After a friend gave him a low, laid-back Kentucky stick chair, he started noticing that the foldable wooden chairs were enjoying a renewal online. “I started messing around seeing if I could make one out of pallets,” D’Aponte says. As he was working on the technical challenges of creating the chair, D’Aponte began playing with color.
The small sculptures — something he hadn’t done since he was a student at LaGuardia High School in New York City — took shape from offcuts that he dipped in acrylic paint as “color experiments.”
“I was taking tons of photos and spending more time in nature than ever before,” D’Aponte says. He started working with nature’s color palettes (a verbal pun he enjoys) from photos he had taken, digitally isolating colors from each picture, then finding matching exterior acrylic paint into which he would dip the ends of the wooden “sticks.” As the idea progressed, he assigned each chair a particular place.
In his chair called “Twilight at Duck Harbor,” the tips of each stick reference the deep blues of water and the fiery oranges of a summer sunset. In “Rosehips,” a range of greens mix with red and pink to create a rhythmic pattern of color set against the beige of the unpainted wood, a subtle reference to the sandy environs where rosehips grow. D’Aponte’s color is pure and bright, suggesting the optimism and delight of a summer day.

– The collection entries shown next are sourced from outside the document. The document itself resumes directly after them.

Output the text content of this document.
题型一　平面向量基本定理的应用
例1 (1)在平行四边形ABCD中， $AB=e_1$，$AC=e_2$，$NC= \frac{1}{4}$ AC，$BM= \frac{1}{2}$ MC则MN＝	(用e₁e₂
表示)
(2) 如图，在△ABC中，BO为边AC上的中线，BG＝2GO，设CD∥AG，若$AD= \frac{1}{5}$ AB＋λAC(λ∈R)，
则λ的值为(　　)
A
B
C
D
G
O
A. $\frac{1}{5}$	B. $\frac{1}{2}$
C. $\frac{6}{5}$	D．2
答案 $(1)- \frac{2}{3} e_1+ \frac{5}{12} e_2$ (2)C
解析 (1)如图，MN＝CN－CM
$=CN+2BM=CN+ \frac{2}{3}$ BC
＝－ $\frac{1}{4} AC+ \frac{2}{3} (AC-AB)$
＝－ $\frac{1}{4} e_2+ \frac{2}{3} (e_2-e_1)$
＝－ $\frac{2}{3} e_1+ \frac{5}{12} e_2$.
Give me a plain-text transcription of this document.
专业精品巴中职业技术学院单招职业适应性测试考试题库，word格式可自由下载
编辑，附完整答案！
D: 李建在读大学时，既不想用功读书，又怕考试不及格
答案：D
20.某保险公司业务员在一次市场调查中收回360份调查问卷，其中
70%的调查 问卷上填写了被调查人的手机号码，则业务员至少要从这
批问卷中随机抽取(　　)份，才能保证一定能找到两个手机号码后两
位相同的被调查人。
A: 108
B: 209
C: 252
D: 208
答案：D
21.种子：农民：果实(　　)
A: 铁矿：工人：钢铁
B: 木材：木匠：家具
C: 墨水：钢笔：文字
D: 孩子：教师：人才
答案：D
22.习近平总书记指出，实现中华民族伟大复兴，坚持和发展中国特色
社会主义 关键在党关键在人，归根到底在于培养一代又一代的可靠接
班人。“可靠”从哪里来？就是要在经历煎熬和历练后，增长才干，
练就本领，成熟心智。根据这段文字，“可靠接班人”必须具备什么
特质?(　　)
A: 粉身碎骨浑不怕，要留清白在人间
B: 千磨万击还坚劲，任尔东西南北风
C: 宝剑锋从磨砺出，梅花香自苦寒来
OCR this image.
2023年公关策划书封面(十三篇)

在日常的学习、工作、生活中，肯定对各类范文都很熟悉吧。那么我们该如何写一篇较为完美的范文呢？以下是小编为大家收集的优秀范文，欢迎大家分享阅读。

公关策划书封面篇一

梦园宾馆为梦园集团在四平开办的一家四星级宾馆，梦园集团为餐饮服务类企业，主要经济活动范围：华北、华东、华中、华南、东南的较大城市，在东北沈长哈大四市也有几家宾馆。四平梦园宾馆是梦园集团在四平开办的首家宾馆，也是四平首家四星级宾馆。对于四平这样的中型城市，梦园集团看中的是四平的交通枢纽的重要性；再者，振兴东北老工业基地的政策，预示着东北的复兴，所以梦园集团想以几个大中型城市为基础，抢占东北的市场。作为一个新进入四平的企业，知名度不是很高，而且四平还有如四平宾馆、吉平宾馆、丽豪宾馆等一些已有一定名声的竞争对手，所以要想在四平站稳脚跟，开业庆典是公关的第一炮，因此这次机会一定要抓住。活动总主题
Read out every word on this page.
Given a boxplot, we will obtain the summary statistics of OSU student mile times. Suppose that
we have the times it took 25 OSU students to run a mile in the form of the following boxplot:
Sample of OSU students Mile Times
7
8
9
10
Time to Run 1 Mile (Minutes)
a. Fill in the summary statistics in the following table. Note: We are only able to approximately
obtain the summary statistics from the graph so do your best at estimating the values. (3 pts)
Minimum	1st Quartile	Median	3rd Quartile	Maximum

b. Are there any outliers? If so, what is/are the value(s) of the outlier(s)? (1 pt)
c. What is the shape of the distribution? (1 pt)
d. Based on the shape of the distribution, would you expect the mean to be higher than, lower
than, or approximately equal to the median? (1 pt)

Each chair is held together by a piece of rope, another reference to their beachy, nautical context. “I’ve gotten to know a lot about ropes and knots,” he says, learning mostly from books he found at the Wellfleet Public Library.
Although he initially purchased the rope for his chairs, he has since begun volunteering on the Center for Coastal Studies’ beach cleanups and trash sorting, which has yielded him a few coils of the “fishing detritus,” now hanging outside his woodshop. “It now becomes a new challenge of what to make with that,” D’Aponte notes.
D’Aponte’s small-scale sculptures traverse similar territory as his chairs yet without the functionality. In one piece, a split block of wood hangs from a rope, the inner surfaces illuminated with baby blue paint, giving vitality to something otherwise overlooked. “The sculptures get to be even more whimsical than the chairs,” he says. “The chairs have a loose itinerary.”
But he quickly tires of trying to establish distinctions between his art and design. “There’s so much specialization,” he says. “I don’t want to be a specialist. I want to be a generalist.” Under the eaves of his home, he keeps a studio of “soft goods” — clothing he makes by mixing and juxtaposing shirts with pockets from other shirts, or pants with cuffs from other pants.
“Every project is about making something from what we already have or that has untapped potential,” he says. “If you know where the garbage is from, it’s archaeology.”